As for IPSec books, a quick online search shows me 7 titles that address this subject, some of which I’ve seen or read, and others unfamiliar to me. Of this crop, I recommend the following titles as good places to start:
· Pete Loshin: The Big Book of IPSec RFCs: Internet Security Architecture, Morgan Kaufman, 1999, ISBN: 0124558399, List Price: $34.95. Saves the work of printing the RFCs and presents them in a compact, indexed format.

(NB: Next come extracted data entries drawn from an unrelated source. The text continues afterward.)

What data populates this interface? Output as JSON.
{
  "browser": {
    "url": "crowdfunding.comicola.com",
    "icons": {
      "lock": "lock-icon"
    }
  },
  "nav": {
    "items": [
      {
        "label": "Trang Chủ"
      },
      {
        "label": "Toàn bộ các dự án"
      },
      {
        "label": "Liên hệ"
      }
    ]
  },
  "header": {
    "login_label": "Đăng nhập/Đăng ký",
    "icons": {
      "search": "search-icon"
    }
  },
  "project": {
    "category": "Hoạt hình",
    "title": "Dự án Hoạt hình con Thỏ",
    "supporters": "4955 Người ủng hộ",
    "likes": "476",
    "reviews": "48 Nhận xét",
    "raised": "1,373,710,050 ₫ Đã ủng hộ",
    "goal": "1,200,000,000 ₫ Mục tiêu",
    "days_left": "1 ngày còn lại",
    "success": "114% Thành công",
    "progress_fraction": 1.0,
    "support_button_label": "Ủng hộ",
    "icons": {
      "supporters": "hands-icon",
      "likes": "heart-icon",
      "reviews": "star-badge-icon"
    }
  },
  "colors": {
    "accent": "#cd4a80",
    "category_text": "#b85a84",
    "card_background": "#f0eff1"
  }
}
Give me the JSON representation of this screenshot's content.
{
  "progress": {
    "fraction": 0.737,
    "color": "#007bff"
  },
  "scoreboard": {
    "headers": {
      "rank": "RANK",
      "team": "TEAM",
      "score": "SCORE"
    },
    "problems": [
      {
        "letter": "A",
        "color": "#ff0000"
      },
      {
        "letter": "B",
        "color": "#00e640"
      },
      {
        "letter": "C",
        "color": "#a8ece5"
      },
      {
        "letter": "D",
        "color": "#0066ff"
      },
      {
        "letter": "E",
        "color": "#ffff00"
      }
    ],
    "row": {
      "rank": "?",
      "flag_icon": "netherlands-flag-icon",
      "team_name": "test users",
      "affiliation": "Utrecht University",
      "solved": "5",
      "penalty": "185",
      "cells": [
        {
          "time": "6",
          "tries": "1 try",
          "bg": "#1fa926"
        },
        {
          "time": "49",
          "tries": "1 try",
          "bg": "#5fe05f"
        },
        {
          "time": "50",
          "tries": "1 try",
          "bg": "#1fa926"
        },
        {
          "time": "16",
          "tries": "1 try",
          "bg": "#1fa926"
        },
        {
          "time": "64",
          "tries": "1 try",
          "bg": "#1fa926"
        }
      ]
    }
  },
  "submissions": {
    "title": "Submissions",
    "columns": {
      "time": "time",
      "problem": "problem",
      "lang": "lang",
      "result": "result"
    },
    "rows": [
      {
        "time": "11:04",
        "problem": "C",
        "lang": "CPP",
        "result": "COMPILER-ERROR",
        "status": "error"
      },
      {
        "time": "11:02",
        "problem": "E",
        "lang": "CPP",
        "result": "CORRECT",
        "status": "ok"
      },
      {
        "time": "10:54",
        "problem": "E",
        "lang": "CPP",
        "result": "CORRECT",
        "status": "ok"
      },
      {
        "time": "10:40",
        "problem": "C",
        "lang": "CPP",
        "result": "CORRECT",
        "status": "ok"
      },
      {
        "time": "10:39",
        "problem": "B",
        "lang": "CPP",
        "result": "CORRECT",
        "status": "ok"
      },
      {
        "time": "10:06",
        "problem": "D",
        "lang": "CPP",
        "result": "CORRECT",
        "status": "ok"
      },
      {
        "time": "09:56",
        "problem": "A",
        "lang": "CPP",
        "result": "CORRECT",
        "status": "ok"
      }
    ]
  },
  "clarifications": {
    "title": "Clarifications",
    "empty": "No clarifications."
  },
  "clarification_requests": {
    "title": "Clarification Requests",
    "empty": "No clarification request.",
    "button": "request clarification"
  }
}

· Nagand Doraswamy and Dan Harkins: IPSec: The New Security Standard…, Prentice Hall PTR, 1999, ISBN: 0130118982, List Price: $44.99. A good introduction and overview, but light on details and specifics.
· Sheila Frankel: Demystifying the IPSec Puzzle, Artech House, 2001, ISBN: 1580530796, List Price: $75.00. A meatier, more comprehensive treatment but not well-suited for neophytes or those not interested in minutae.
As for IPSec’s high level capabilities, they are best described as “tunnel mode” and “end to end mode” where tunnel mode uses what are essentially router-to-router or gateway-to-gateway IPSec links, and where end to end mode describes security associations (SAs) set up between individual clients, or between clients and servers.
Of course, this is just the tip of a very big berg of technical information. HTH, and good luck with your efforts. You’re right: there IS a lot to learn on IPSec. I’m still learning about it myself.